Diagnosis Each `AtomicInteger` call is atomic, but the **invariant `count <= max`** spans the check and the act. Two threads at `count == max-1` both pass the check and both increment — `count` reaches `max+1`, breaking the bound. Delegating to a thread-safe component doesn't make a *cross-operation* invariant atomic. **Fix:** make the check-and-act one atomic step — a CAS loop (`updateAndGet` returning the old value isn't enough; use an explicit `compareAndSet` loop that only increments below `max`) or a single lock around both.
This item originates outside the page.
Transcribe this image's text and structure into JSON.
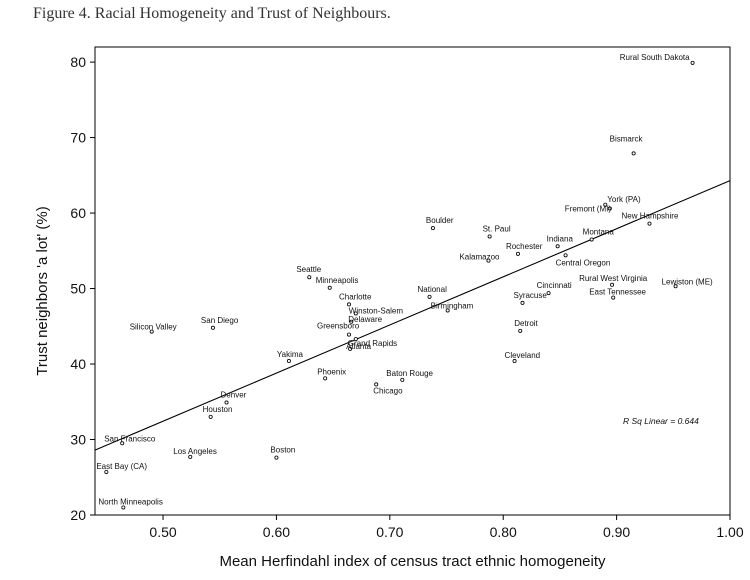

When an invariant spans the operations, delegation alone is insufficient.
public boolean increment() {
    int c;
    do { c = count.get(); if (c >= max) return false; }
    while (!count.compareAndSet(c, c + 1));
    return true;
}

Pattern summary

Bug Category Tell
1 Visibility (read not locked) getter without the writers' lock
2 Atomicity (volatile≠atomic) volatile v++
3 Broken invariant one writer un-synchronized
4 Unsafe publication register(this) in ctor
5 Escaped state getter returns internal collection
6 Compound action get-then-put on concurrent map
7 Reordering (DCL) lazy init, non-volatile field
8 Locking on moving target synchronized(mutableField)
9 Word tearing shared non-volatile long/double
10 Open call / deadlock alien call inside synchronized
11 False immutability mutate after publication
12 Delegation gap cross-field invariant over atomics

The recurring lesson: races are almost never crashes — they're broken invariants and stale/torn reads, intermittent and invisible to single-threaded tests. Find them by tracing every access path to every shared field and confirming one consistent policy, plus checking the seam where the object is published.